ORIGINAL: moses
Ignoring all the emotional considerations I think the unconditional surrender demand was more a result of the momentum of raising such large military forces.
By the time the war was viewed as clearly lost by the axis powers the allied war machine was just reaching its full potential and could completely dominate the axis. Since these allied forces were created at great expence and could not be maintained in peacetime there was great incentive to use them to decisively defeat all opposition prior to demobalization.
So the Japanese had little negotiating leverage in 1944/45.
The only hope would seem to be for Japan to win a decisive victory early. Say they win Midway big and then realize that they are going to lose the war!!! So they offer peace on very reasonable terms giving back most conquered territory.
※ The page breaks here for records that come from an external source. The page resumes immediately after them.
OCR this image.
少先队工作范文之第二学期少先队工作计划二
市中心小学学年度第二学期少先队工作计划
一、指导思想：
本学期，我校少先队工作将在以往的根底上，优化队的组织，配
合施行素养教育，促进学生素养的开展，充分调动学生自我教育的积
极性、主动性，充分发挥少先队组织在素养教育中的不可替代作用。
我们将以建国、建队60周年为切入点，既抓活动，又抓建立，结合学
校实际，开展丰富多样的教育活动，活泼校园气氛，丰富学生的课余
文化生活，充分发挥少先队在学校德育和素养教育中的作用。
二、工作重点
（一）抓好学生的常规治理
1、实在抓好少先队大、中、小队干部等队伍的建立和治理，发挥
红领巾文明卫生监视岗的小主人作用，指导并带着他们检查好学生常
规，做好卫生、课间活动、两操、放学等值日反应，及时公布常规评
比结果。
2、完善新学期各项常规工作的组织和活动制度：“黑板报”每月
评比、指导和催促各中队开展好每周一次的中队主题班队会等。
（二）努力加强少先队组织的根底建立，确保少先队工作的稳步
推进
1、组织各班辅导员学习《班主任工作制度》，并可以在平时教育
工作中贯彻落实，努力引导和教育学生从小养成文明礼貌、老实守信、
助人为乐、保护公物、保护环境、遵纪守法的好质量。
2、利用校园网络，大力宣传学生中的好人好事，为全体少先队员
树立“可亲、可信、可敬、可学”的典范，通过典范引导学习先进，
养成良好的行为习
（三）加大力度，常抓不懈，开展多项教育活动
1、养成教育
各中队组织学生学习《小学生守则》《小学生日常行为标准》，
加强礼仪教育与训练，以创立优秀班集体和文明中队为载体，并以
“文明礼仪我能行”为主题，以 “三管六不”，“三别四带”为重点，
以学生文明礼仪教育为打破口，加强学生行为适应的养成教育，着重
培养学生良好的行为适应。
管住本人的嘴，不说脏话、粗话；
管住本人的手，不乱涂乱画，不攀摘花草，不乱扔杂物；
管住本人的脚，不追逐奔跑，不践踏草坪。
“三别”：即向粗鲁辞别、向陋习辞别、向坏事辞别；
Of course not much chance of that as imagine the "victory disaese" after them wining a Midway.
My scenario assumes that Japan opens with a declaration of war and runs through the SRA, but doesn't give America as big a reason to come back fast. Germany declares like it actually did. The WPD then decides to go after Germany, but King doesn't have the 'revenge' motivation on his side to keep the Navy strong in the Pacific. Then instead of 70% of war production going to the ETO, it's 90%, and the Pacific is like Burma.
BTW, the Navy war planning was a bit unrealistic, and the engineers running the surface through train was planning to take the eastern mandates whether or not we had the resources to take Truk and Mindanao. So the US Battle Fleet meets the KB off Kwajalein. Care to make any bets on the outcome? And since our hotheads walked into it, rather than the IJN sneak attacking us at Pearl, it's both more final and more embarrassing.